Because the intent was to make the inmates work for their upkeep, almshouses were situated on farms.
However, during most of their history almshouses were not self-supporting and relied on county tax levies.
In 1838, a statewide flurry of interest in silk cultivation resulted in legislation enabling eight counties to
embark on that profit-making scheme in their almshouses (Chapters 77, 90, 160, 170, 192, 221, 231,
and 296, Acts of 1838). Several counties planned to use profits to hire a teacher for the children of
almshouse inmates, but no evidence indicates the scheme was implemented. As in farming, the trustees
may have overestimated the abilities of their work force.

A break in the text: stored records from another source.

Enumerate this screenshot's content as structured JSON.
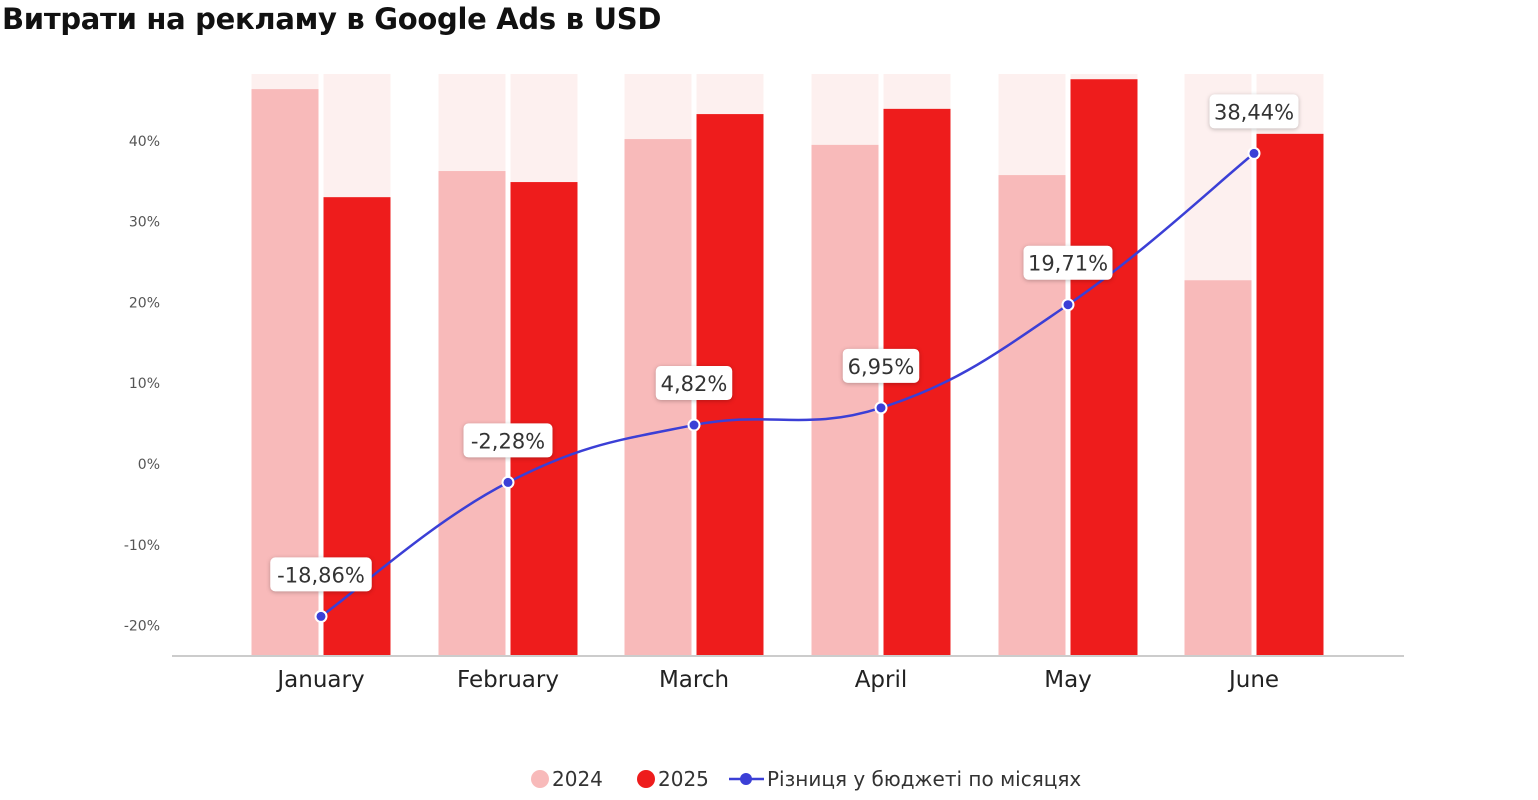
{
  "title": "Витрати на рекламу в Google Ads в USD",
  "chart_data": {
    "type": "bar",
    "title": "Витрати на рекламу в Google Ads в USD",
    "categories": [
      "January",
      "February",
      "March",
      "April",
      "May",
      "June"
    ],
    "series": [
      {
        "name": "2024",
        "type": "bar",
        "color": "#f8baba",
        "relative_values": [
          0.974,
          0.833,
          0.888,
          0.878,
          0.826,
          0.645
        ]
      },
      {
        "name": "2025",
        "type": "bar",
        "color": "#ee1c1c",
        "relative_values": [
          0.788,
          0.814,
          0.931,
          0.94,
          0.991,
          0.897
        ]
      },
      {
        "name": "Різниця у бюджеті по місяцях",
        "type": "line",
        "color": "#3b3fd6",
        "values": [
          -18.86,
          -2.28,
          4.82,
          6.95,
          19.71,
          38.44
        ],
        "labels": [
          "-18,86%",
          "-2,28%",
          "4,82%",
          "6,95%",
          "19,71%",
          "38,44%"
        ]
      }
    ],
    "bar_background_color": "#fdf0ef",
    "y_ticks": [
      "40%",
      "30%",
      "20%",
      "10%",
      "0%",
      "-10%",
      "-20%"
    ],
    "y_tick_values": [
      40,
      30,
      20,
      10,
      0,
      -10,
      -20
    ],
    "ylim": [
      -23.6,
      48.3
    ],
    "grid": false,
    "legend": "bottom-center"
  }
}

Almshouses survived in Maryland until after 1940 with little change except in the demography of their
clientele. The poor and destitute perceived them as a last resort. Inmates were plagued by filth, vermin,
inadequate diet, and the crowding together of persons with totally different needs. An 1877 report by the
Secretary of the State Board of Health referred to one county almshouse as "a mockery of charity and a
nursery of pollution." Almshouses provided relief to people who had no family or friends to support them
in the community. Most commonly they were mothers and children, the elderly, insane, feeble-minded,
alcoholic, blind, deaf, and other physically handicapped. Vagrants and lunatics, if not in the almshouse,
were likely to be confined in the county jail. Almshouses reflected the optimistic faith of the early nineteenth
century in the efficacy of institutions in solving, or at least hiding, societal ills. That belief in institutions
led to the creation of more specialized institutions which eventually reshaped almshouse populations.
Children were the first to leave. An 1886 law prohibited the presence in an almshouse of any child aged
three to sixteen years of age for more than ninety days, provided of course that the child was not "an
unteachable idiot, an epileptic, or a paralytic, or otherwise so disabled or deformed as to render it incapable
of labor or service." (Chapter 262, Acts of 1886). Those children removed from almshouses were to be
placed by the Trustees of the Poor with a respectable family or in an institution. The trustees previously
had authority to bind out pauper children and the children of free blacks and mulattoes as apprentices.
Towards the end of the nineteenth century, as the State built institutions for the insane, the feeble-minded,
incurables, and training schools for the deaf and blind, these groups also gradually moved out of the
almshouses. As early as 1817, counties could have committed their insane inhabitants to the Maryland
Hospital, which became exclusively a hospital for the mentally ill in 1838. However, the number of insane
persons confined in county almshouses and jails did not diminish, even when the second State hospital
for the insane was built in 1894. Finally in 1911 the dependent insane were removed to State hospitals
(Chapter 435, Acts of 1908).
From 1900 to 1940, almshouse residents increasingly became the elderly and chronically ill. In 1906,
perhaps to relieve the stigma, almshouses were renamed as county homes (Chapter 32, Acts of 1906).
Changing the name did not alleviate; any of the problems. Special commissions reported to the Governor
and legislature in 1931,1933,1938, and 1940 that conditions in almshouses were a disgrace to a civilized
country jeopardizing the health of their inmates. Nonetheless, until the Scare built its first chronic care
hospitals, almshouse residents had no place to go.